As we often observe, God can make a way where there is no way (or there appears to be no way). He did this at the Red Sea in partnership with Moses. We are ‘workers together with God’(2 Corinthians 6:1), and when Moses did as he was commanded (see 16), God performed the miraculous.

If Moses had just taken it into his head to hold his staff over the sea, it would have been disastrous. But the point is, he played the part he was told to play, and got to partner with God in one of His wonders. It was God who did the supernatural thing, but Moses had his role to play.

When Billy Graham went to Cambridge for a student mission in the mid 1950’s, he was terrified. He was acutely aware that he wasn’t an academic, and he felt insecure. Had he been able to do so without complete loss of face, he would have cancelled the meetings or persuaded some-better qualified man to replace him. ‘I am scared stiff about preaching in Cambridge,’ he told the evangelist Stephen Olford. Interestingly, Stephen counselled him against a philosophical approach, or trying to do something out of his depth. He should remember he was preaching not to students but sinners, and keep things simple.

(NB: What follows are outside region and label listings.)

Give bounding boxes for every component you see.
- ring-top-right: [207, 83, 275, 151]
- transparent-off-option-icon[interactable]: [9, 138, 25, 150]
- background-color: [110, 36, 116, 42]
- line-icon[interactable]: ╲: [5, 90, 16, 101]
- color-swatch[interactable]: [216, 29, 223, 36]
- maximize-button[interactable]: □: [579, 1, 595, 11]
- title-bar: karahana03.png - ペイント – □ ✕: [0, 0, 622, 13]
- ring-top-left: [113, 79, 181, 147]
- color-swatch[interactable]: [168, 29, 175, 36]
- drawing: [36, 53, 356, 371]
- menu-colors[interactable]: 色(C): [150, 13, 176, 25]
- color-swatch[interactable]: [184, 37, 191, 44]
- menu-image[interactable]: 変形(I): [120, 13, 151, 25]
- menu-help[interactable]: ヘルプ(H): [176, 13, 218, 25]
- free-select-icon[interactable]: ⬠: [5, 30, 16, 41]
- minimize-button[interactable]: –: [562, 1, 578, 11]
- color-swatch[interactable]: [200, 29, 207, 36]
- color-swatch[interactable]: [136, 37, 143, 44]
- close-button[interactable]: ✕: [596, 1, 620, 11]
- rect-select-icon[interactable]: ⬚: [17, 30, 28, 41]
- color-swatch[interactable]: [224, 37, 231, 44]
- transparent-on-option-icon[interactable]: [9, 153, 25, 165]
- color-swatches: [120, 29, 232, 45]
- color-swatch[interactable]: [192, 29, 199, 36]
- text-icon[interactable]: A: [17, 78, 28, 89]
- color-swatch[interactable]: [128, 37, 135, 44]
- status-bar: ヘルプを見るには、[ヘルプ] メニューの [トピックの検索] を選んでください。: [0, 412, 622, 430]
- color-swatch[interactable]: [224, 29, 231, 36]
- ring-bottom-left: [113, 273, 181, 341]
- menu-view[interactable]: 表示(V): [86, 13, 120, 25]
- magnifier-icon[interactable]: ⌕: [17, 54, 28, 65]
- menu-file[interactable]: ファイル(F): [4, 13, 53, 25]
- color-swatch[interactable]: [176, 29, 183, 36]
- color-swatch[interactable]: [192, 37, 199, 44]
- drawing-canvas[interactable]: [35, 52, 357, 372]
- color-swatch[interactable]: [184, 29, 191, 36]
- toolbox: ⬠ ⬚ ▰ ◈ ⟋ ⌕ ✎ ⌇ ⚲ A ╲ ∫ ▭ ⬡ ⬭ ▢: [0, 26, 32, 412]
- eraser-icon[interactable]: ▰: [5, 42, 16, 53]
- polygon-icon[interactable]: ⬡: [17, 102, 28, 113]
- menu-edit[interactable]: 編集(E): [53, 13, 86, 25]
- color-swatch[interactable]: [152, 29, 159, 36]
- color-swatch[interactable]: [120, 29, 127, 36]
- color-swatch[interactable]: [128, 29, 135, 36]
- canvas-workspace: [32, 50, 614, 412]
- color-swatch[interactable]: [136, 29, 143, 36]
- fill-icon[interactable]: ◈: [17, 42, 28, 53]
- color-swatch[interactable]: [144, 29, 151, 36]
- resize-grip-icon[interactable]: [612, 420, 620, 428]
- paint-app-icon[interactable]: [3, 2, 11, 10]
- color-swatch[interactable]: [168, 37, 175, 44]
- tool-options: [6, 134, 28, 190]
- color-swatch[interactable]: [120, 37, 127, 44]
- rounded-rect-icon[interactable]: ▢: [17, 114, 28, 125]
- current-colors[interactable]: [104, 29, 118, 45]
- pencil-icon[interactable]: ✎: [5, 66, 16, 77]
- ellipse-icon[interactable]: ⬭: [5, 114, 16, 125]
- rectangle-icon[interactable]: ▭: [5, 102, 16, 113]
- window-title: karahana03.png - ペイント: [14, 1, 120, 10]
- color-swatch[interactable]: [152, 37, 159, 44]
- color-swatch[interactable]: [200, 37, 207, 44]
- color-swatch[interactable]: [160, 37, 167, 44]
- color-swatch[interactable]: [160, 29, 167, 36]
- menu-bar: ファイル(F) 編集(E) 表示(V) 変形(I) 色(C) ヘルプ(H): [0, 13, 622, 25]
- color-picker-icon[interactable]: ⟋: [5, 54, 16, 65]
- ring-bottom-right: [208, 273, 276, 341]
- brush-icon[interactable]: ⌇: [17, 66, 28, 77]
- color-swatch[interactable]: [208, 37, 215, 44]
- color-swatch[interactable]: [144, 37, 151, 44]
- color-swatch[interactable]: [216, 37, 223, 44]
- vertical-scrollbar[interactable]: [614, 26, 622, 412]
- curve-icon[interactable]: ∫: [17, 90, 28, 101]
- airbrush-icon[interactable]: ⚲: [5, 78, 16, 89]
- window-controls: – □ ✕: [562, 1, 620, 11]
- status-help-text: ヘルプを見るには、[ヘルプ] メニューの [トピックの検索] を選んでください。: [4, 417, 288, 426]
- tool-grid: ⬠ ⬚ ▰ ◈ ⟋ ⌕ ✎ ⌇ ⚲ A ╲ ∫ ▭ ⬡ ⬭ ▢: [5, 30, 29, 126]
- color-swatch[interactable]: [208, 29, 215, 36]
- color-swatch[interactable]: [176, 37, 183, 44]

Graham found that hard to swallow, and in the first few meetings he attempted something somewhat intellectual, and it fell flat, so he resumed his normal approach, and he generated an enthusiasm among the students that some compared to D.L.Moody’s historic visit in 1882.

When we do what God has given us to do, using the gifts He has given us – well, that’s when the miracles happen.

PRAYER: Lord help me to be content to be who you have made me to be, and  do just what you have given me to do.